To maintain and grow your organisation, safeguard your employees, and make sure you’re equipped for the future, you need to champion data literacy from the top down and from the bottom up. What will your business get out of it? The ability to measure and improve on your company goals, maximise the value of your data and maintain a competitive advantage.

Pillar 2: Data management

According to TechTarget, data management is about effectively “ingesting, storing, organising and maintaining the data created and collected by an organisation.” And this ties in with data literacy, as organisations need to provide access to the right data at the right time for effective analysis.

Aligning your organisational and data literacy goals has a direct impact on data management. When do you know you’ve got the mix right?
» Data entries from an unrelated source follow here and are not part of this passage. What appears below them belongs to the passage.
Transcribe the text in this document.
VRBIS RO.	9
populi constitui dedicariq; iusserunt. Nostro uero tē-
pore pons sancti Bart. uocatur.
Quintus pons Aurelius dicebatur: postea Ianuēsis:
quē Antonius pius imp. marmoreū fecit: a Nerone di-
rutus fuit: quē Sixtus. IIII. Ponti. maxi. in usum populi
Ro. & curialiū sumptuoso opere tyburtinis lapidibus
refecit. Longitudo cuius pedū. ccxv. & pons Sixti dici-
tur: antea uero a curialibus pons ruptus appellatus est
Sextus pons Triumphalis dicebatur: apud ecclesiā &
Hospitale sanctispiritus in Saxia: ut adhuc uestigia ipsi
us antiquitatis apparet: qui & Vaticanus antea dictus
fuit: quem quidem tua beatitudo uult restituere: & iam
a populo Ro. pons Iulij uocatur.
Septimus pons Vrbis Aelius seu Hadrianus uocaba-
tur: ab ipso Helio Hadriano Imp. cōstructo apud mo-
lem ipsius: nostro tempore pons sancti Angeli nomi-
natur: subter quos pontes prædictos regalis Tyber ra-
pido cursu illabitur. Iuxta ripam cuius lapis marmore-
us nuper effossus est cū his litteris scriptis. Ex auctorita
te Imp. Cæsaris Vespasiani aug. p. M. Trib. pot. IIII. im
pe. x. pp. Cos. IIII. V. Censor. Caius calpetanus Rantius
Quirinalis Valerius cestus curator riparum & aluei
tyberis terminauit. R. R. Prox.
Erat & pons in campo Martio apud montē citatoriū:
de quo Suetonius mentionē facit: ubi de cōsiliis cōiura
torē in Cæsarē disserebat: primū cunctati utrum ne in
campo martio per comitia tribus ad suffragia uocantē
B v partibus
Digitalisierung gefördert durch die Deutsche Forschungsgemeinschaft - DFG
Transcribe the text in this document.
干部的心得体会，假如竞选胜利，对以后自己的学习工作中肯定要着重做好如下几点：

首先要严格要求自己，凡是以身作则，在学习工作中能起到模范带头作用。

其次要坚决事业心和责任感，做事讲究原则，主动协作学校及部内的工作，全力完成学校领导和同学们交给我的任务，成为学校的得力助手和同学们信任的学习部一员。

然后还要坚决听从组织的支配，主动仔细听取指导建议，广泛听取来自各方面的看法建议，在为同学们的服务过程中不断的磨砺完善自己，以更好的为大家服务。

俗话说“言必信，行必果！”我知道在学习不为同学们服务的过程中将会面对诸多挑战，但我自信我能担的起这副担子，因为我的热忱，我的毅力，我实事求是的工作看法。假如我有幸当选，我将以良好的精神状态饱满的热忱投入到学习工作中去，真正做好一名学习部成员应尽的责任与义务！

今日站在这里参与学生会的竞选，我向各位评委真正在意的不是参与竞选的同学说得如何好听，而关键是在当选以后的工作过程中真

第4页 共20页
Well, Qlik’s CEO, Mike Capone, says: “Winners in the data-driven business world will have this alignment, getting the right information into the right hands at the right time to impact decisions while keeping data safe and well managed.”

Bear in mind that when your organisational goals are clear, it becomes easier to form your data strategy and embrace data management.Think about including data literacy training for every new hire. By boosting data literacy that way, you also increase the value and flow of the data company-wide.

Pillar 3: Analytics

Along with the skills to effectively work with data, employees also need the right analytics tools to analyse graphs, tables and other dashboarding components.

Visualising your data is a great way to simplify analysis, and make it engaging for a broader audience. We agree with Towards Data Science Inc that making data interesting and accessible to everyone:

“Data viz practitioners need to go a step beyond data literacy in order to keep advancing the field. We need to be obsessed with things like color theory, the feelings of certain shapes, the reading patterns of web users and the spreading sense of data fatigue among end users. Visual literacy is one way to think about this essential set of skills. It’s the way we keep data visualization interesting, exciting and accessible for everyone.”

With Vizlib’s value-added product for Qlik Sense, your employees have an intuitive, feature-rich solution to steer everyone to actionable insights.

Pillar 4: Education

The final pillar is education. This component could include internal resources, such as data literacy workshops, sharing and rewarding best practices, and external sources, like online courses. You’ll also need to consider different learning methods, such as self-service learning, role-based learning, peer mentoring, or a combination.

There are fantastic data literacy training and assessment resources available online, one of these being The Data Literacy Project.

When it comes to product-based training, Angelika Klidas, Operations Manager at Bitmetric (and a keen data literacy champion), suggests that:

“Creating hands-on training in both Qlik dashboards and basic data analysis principles will ensure a basic level of competence. Its good to start with the basics – learning to analyse and use the full potential of Qlik Sense. Then extend on that competence by using real-world examples. Help your staff to learn which questions to ask of the data so that they can improve their work.”

Here are a few tips to guide data literacy development:

  • Ensure learners know how to ask the right questions
  • Do they understand what data is relevant and how to test data validity?
  • Can they correctly interpret the data, so the results are accurate and useful?
  • Show them how to test hypotheses using A/B tests to see what options work best
  • Explore the benefits of creating simple visualisations, so the results are accessible to leaders and all data skill levels
  • Demonstrate how to tell a story to help decision-makers see the big picture and act on the results of the analysis

Maintaining healthy organisational growth begins by focusing on every employee, and ensuring they feel confident and curious about data. As each person grows in their personal data literacy journey, so does the business!